Army officer (1957–1995)

Jasmin Kulenović (12 November 1957 - 10 January 1995) also known as Havarija was a commander in the Army of the Republic of Bosnia and Herzegovina. Kulenović commanded 5th Corps Reconnaissance-Sabotage Company which got nicknamed 5. IDČ - “Havarija”, as well as a battalion in 501st Brigade (ARBiH) beforehand.

==Early life and career==
Jasmin Kulenović was born in Bihać on 12 November 1957, after finishing with school he became a medical technician in his home town.
==Military career==
Before the start of the Bosnian War, Kulenović joined the Territorial Defence Force of the Republic of Bosnia and Herzegovina in April. Kulenović fought for the ToBiH until the organization of military units in Bihać, Havarija was wounded 2-3 times during the Bosnian War. he led a battalion in the 501st Glorious Mountain Brigade, in one of Kulenović’s actions, he along with other Bosnian Army personnel attacked a several times larger group of VRS soldiers in Maljevac neutralising them, garnering him the nickname “Havarija” (English: "great trouble", meaning: "He caused great trouble.") Kulenović along with his men were appointed to hold the line against the oncoming wave of VRS soldiers led by Ratko Mladić during Operation "Breza '94", which was a success.

==Death and legacy==
On January 10, 1995, during a large offensive against Western Bosnian and the Army of Republika Srpska Kulenović was fighting in Velika Kladuša with the 5th Corps (Army of the Republic of Bosnia and Herzegovina), during an intense clash with NOZB-VRS soldiers on Podzvizd, Kulenović was Killed in action.

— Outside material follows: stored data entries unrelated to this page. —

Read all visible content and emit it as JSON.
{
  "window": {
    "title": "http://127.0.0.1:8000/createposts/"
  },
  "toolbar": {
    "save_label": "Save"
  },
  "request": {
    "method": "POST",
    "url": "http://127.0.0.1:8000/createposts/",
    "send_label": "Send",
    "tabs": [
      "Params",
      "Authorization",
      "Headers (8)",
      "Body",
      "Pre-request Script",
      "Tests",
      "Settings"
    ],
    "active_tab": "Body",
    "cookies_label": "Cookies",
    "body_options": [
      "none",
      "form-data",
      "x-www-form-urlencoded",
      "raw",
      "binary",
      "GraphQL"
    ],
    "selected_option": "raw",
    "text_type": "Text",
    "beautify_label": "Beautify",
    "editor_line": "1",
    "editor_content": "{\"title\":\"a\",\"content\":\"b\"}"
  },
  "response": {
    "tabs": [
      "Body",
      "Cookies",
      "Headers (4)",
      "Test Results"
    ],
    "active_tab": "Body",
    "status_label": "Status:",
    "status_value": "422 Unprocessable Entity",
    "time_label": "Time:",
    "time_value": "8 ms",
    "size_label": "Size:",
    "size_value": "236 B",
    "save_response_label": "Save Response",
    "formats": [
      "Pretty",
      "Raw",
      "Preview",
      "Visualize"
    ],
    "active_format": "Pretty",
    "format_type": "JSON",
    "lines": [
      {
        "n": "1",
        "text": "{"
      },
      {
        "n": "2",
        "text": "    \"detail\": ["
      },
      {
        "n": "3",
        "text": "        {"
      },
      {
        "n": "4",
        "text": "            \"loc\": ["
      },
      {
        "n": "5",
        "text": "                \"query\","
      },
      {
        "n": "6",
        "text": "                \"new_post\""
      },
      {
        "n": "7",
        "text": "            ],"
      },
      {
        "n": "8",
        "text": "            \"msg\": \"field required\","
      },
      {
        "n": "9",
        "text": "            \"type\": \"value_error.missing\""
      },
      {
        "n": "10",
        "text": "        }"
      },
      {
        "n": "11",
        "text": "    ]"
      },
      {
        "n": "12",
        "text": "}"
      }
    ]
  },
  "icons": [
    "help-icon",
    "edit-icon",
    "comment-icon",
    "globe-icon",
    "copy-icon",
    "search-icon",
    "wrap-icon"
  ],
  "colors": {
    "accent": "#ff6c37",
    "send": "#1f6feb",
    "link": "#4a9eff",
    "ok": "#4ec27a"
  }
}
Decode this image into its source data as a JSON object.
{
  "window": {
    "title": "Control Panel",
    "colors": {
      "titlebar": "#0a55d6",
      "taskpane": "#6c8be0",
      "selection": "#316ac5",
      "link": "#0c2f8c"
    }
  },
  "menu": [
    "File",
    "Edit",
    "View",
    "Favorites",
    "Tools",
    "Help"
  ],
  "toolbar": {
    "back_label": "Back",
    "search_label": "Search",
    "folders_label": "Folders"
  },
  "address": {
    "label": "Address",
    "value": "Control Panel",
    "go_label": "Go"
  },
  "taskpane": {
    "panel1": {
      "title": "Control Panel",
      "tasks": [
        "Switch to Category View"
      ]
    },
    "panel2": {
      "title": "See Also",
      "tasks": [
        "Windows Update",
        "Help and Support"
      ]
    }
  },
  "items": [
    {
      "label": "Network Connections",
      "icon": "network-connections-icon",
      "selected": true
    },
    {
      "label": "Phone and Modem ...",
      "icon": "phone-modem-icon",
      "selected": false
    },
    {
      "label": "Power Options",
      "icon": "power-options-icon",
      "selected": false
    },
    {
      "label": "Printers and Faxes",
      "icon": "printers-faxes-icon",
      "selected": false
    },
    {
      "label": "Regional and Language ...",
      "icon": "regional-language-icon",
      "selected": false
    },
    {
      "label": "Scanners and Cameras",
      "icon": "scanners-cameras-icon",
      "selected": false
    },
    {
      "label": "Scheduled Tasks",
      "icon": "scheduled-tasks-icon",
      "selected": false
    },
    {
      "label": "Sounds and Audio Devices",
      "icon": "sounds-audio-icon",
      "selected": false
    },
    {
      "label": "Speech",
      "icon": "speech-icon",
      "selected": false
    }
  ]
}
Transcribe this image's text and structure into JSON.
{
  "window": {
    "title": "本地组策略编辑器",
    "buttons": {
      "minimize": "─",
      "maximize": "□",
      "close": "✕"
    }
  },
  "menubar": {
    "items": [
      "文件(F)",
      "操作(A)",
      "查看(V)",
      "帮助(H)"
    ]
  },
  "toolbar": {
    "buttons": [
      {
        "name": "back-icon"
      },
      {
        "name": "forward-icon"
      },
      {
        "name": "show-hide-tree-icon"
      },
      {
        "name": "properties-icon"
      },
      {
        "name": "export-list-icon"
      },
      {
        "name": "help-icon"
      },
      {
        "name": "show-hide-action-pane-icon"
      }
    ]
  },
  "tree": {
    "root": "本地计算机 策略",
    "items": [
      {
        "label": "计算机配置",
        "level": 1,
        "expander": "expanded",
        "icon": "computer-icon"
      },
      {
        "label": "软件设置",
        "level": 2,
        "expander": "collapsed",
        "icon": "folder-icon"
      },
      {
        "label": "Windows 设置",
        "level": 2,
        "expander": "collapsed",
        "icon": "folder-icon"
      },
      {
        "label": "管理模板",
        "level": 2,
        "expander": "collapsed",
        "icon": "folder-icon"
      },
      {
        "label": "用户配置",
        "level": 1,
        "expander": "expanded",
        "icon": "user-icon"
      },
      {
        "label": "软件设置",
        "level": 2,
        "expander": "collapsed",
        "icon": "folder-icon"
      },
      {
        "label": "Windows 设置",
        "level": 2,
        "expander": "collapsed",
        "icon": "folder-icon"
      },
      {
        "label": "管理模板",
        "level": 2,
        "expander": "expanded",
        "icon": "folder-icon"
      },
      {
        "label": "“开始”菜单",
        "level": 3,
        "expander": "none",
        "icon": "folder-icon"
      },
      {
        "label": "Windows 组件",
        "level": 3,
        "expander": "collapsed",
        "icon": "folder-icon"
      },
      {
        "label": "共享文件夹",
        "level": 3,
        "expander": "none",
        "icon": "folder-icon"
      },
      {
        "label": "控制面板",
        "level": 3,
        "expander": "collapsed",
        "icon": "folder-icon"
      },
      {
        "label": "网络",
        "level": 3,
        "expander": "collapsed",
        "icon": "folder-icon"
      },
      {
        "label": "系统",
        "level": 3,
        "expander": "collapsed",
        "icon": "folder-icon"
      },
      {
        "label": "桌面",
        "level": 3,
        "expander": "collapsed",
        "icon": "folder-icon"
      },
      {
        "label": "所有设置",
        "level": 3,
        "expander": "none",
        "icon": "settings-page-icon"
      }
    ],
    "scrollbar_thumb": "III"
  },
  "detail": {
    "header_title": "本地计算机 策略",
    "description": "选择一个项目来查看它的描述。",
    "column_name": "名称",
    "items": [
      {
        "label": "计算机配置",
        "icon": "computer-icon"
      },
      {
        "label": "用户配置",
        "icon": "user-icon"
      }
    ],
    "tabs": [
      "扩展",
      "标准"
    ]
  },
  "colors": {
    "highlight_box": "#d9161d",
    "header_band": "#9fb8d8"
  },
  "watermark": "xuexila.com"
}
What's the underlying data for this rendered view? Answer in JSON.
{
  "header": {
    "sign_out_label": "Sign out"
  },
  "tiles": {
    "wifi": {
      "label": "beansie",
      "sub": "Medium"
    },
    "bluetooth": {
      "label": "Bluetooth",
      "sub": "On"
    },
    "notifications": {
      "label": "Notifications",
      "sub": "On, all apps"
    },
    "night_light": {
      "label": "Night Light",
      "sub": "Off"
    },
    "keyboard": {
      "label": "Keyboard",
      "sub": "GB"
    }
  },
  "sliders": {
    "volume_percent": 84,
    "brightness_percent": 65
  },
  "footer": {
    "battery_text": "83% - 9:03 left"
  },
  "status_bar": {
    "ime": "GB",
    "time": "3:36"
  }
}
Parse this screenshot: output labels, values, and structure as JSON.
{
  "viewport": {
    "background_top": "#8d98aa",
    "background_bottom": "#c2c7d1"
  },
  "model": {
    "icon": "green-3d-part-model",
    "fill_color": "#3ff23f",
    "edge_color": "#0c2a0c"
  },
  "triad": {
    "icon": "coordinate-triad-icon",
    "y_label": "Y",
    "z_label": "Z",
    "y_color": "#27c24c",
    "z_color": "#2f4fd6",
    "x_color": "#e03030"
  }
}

Kulenović was posthumously awarded the Order of the Golden Lily for his contributions and bravery during the Bosnian War, including his role in the liberation of Velika Kladuša and Sokolac. Even 30 years after Kulenović's death, the city of Bihać holds a remembrance days for Jasmin Kulenović and other prominent deceased soldiers of 5th Sabotage-Reconnaissance Company "Havarija".